Étienne Marcel (between 1302 and 1310 – 31 July 1358) was provost of the merchants of Paris under King John II, called John the Good (Jean le Bon). He distinguished himself in the defense of the small craftsmen and guildsmen who made up most of the city population.
As a delegate of the Third Estate, he played an important role in the general assemblies held during the Hundred Years' War. In 1357, he found himself at the head of a reform movement that tried to institute a controlled French monarchy, confronting the royal power of the Dauphin or heir to the throne.
Étienne Marcel was born into the wealthy Parisian bourgeoisie, being the son of the clothier Simon Marcel and his wife Isabelle Barbou. Like Jacob van Artevelde in Flanders, his upbringing in the urban upper class brought him close to the powerful; he grew up at a time when towns were becoming a political force, especially Paris, which was the largest city in western Europe (its population in about 1328 is estimated at 200,000 people).
Étienne Marcel married first Jeanne de Dammartin, and secondly Marguerite des Essars, who survived him.
Marcel is mentioned as provost of the Grande-Confrérie of Notre Dame in 1350. In 1354 he succeeded Jean de Pacy as provost of the Parisian merchants, representing the mercantile leaders of the Third Estate of the Estates General, at a time of great change; one of his earliest assemblies - that of 1355 - aimed at controlling the kingdom's finances.
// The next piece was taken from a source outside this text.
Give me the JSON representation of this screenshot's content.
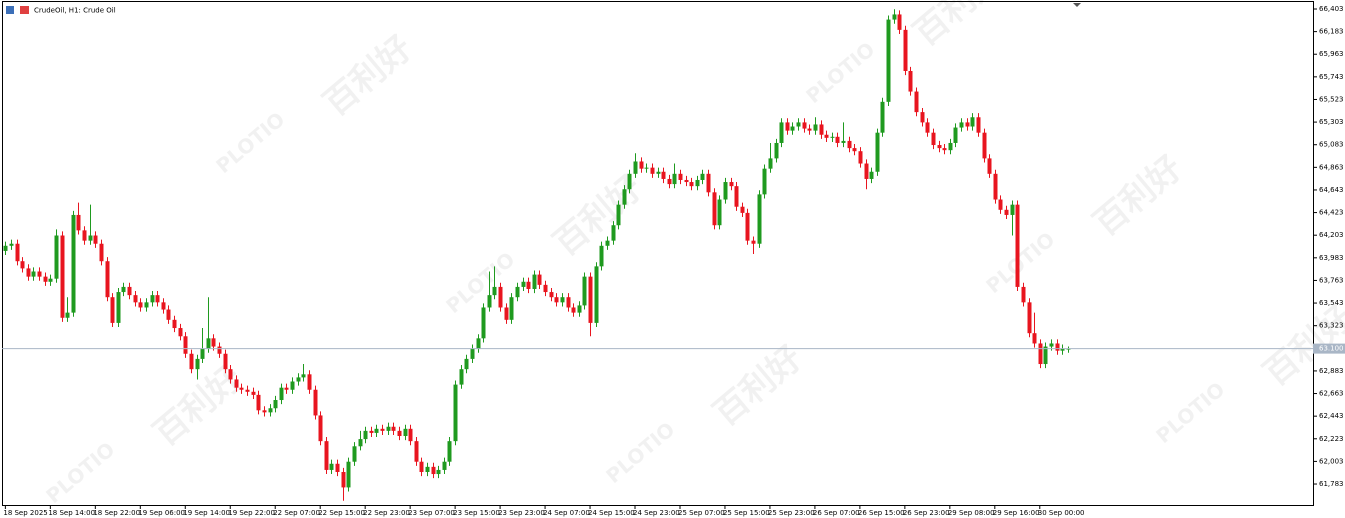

In 1356, King John was taken prisoner by the English after the Battle of Poitiers. On 17 October, his heir, the Dauphin Charles, called together the Estates General. In conjunction with Robert le Coq, Bishop of Laon, Marcel played a leading part; a committee of eighty members, formed by the two, pressed their demands for new taxes with such insistence that the dauphin dismissed the body.